3D Perception

How we perceive depth and distance.


There’s a famous story in Edwin Abbott’s Flatland where our protagonist, a lowly 2-dimensional square, gets taken by a sphere into the third dimension. In the 3-dimensional world of Spaceland, he sees his home of Flatland for what it is – a 2D plane within a 3D world – and sees the insides of his fellow polygons. Afterwards, he returns to Flatland and attempts to convince the Flatlanders (all polygons) of the existence of the third dimension, only to be imprisoned as a heretic.

While we may chuckle at the Flatlanders’ inability to comprehend the third dimension, we are equally unable to imagine the fourth. In Flatland, the Square only sees one-dimensional lines, and infers their shapes based on cues like motion and fog, with no conception for the third dimension. In our world (as in Spaceland), we receive a two-dimensional image, and infer a 3-dimensional world from that image, with no conception for the fourth.

Would it be possible to “see” the 3-dimensional world in the way that the Square sees Flatland from Spaceland? Probably not for humans. Despite our perception of a 3-dimensional world, our retinas only supply our brains with a 2-dimensional projection of that world. As a result, visual media like movies – and perhaps even mental imagery – work primarily with 2D projections of 3D scenes.

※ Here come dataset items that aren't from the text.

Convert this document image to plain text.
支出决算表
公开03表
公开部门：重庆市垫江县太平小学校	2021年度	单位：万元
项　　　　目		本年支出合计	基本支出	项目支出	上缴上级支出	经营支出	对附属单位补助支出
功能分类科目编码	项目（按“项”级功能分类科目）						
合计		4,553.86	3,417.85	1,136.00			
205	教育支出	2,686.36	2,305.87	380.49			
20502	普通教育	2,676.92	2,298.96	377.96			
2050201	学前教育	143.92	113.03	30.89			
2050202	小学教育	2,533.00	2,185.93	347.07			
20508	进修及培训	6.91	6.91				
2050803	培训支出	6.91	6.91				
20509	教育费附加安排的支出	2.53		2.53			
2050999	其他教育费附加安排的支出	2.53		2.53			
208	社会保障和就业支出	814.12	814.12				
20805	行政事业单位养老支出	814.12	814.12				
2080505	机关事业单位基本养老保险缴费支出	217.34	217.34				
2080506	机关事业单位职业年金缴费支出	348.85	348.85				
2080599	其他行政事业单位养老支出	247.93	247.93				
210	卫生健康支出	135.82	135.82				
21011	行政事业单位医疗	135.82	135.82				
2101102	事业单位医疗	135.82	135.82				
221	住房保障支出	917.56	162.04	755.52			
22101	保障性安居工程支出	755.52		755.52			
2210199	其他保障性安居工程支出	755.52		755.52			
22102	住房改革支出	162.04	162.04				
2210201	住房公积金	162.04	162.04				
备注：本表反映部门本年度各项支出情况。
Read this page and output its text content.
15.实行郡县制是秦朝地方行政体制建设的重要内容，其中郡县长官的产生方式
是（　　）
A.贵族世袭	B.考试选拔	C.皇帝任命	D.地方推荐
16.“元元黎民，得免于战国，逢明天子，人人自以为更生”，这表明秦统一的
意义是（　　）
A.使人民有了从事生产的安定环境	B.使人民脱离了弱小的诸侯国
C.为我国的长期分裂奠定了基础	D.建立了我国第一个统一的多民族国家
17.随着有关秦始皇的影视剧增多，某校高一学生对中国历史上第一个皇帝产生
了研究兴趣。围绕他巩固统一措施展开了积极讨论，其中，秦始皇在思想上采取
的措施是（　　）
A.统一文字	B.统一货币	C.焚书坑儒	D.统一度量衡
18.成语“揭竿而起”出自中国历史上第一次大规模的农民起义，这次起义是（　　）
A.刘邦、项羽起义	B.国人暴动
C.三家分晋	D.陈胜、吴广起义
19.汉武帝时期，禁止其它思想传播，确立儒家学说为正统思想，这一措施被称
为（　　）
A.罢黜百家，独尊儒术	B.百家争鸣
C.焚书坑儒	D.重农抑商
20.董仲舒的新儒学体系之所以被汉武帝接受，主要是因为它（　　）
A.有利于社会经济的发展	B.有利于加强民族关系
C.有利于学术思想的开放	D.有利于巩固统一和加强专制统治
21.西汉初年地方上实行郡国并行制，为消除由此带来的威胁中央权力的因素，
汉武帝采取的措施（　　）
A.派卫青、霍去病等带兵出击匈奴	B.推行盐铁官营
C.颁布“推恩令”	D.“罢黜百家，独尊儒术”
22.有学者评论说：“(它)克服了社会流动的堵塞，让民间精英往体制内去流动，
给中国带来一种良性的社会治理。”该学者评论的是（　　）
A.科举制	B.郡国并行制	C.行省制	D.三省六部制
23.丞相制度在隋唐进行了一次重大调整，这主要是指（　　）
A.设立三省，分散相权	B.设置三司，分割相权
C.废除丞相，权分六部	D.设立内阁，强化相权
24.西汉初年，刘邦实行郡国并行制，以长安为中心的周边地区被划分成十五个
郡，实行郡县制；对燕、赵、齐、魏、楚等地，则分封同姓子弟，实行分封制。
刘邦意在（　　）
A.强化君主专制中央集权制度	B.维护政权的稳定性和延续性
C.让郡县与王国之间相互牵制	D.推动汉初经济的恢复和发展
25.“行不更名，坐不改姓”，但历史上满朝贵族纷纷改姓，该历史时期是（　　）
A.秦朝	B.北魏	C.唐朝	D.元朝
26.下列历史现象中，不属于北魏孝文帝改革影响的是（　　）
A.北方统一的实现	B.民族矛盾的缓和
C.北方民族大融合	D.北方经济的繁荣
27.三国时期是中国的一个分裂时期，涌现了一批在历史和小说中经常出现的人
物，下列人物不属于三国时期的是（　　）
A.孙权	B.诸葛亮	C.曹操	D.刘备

What’s remarkable, then, is how we navigate a 3-dimensional world when our vision and imagination fail to directly capture the 3rd dimension. Beyond being difficult, recovering the 3D image is an ill-specified problem – many 3D worlds could result in the same 2D image. Just like Edwin Abbott’s Square, we must make educated guesses based on cues from the environment.

To understand 3D perception is to be a reverse engineer. By taking what we know about the structure of the brain and observing how it reacts to certain inputs, we can guess at the underlying algorithms and their implementation. This kind of approach is often taken in hardware engineering. Andrew “bunnie” Huang, a notable hardware hacker, describes one method for reverse engineering a computer: first, list all the components in the machine. As you work, you can reconstruct parts of the schematic using these components, leaving to one side a list of “unknown” components. The goal, eventually, is to form a schematic incorporating all the components you’ve listed into a single logical diagram.

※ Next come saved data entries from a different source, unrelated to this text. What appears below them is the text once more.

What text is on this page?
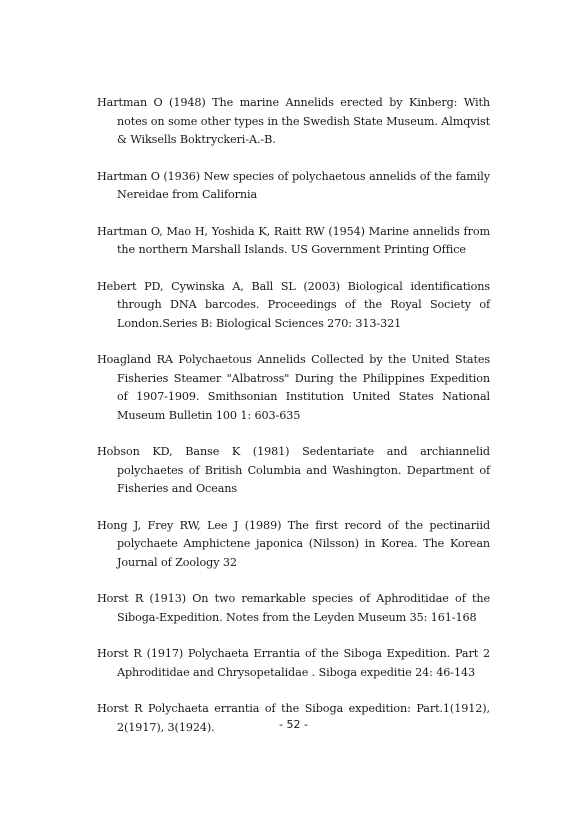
Hartman O (1948) The marine Annelids erected by Kinberg: With notes on some other types in the Swedish State Museum. Almqvist & Wiksells Boktryckeri-A.-B.
Hartman O (1936) New species of polychaetous annelids of the family Nereidae from California
Hartman O, Mao H, Yoshida K, Raitt RW (1954) Marine annelids from the northern Marshall Islands. US Government Printing Office
Hebert PD, Cywinska A, Ball SL (2003) Biological identifications through DNA barcodes. Proceedings of the Royal Society of London.Series B: Biological Sciences 270: 313-321
Hoagland RA Polychaetous Annelids Collected by the United States Fisheries Steamer "Albatross" During the Philippines Expedition of 1907-1909. Smithsonian Institution United States National Museum Bulletin 100 1: 603-635
Hobson KD, Banse K (1981) Sedentariate and archiannelid polychaetes of British Columbia and Washington. Department of Fisheries and Oceans
Hong J, Frey RW, Lee J (1989) The first record of the pectinariid polychaete Amphictene japonica (Nilsson) in Korea. The Korean Journal of Zoology 32
Horst R (1913) On two remarkable species of Aphroditidae of the Siboga-Expedition. Notes from the Leyden Museum 35: 161-168
Horst R (1917) Polychaeta Errantia of the Siboga Expedition. Part 2 Aphroditidae and Chrysopetalidae . Siboga expeditie 24: 46-143
Horst R Polychaeta errantia of the Siboga expedition: Part.1(1912), 2(1917), 3(1924).	- 52 -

When it comes to the visual system, these components are called “cues.” As one might expect, the early days of vision science were all about listing out these components and figuring out if they mattered to the system. For example, consider the random-dot stereogram, which consists of a grid of random single-color dots – displayed differently to the two eyes – that could lead to the perception of a 3-dimensional image. In 1964, Bela Julesz observed that participants saw a 3-dimensional image as soon as the correlation between the two eyes’ images was greater than chance, implying that the visual system can perceive depth using binocular disparity alone (since other cues like shadows and perspective were all missing) – that is, the two eyes show slightly different images due to their different viewing positions, providing information about an object’s depth and distance. Another demonstration of binocular disparity comes from autostereograms – pictures that show a 3-dimensional image with only one screen, by showing a different image to each eye.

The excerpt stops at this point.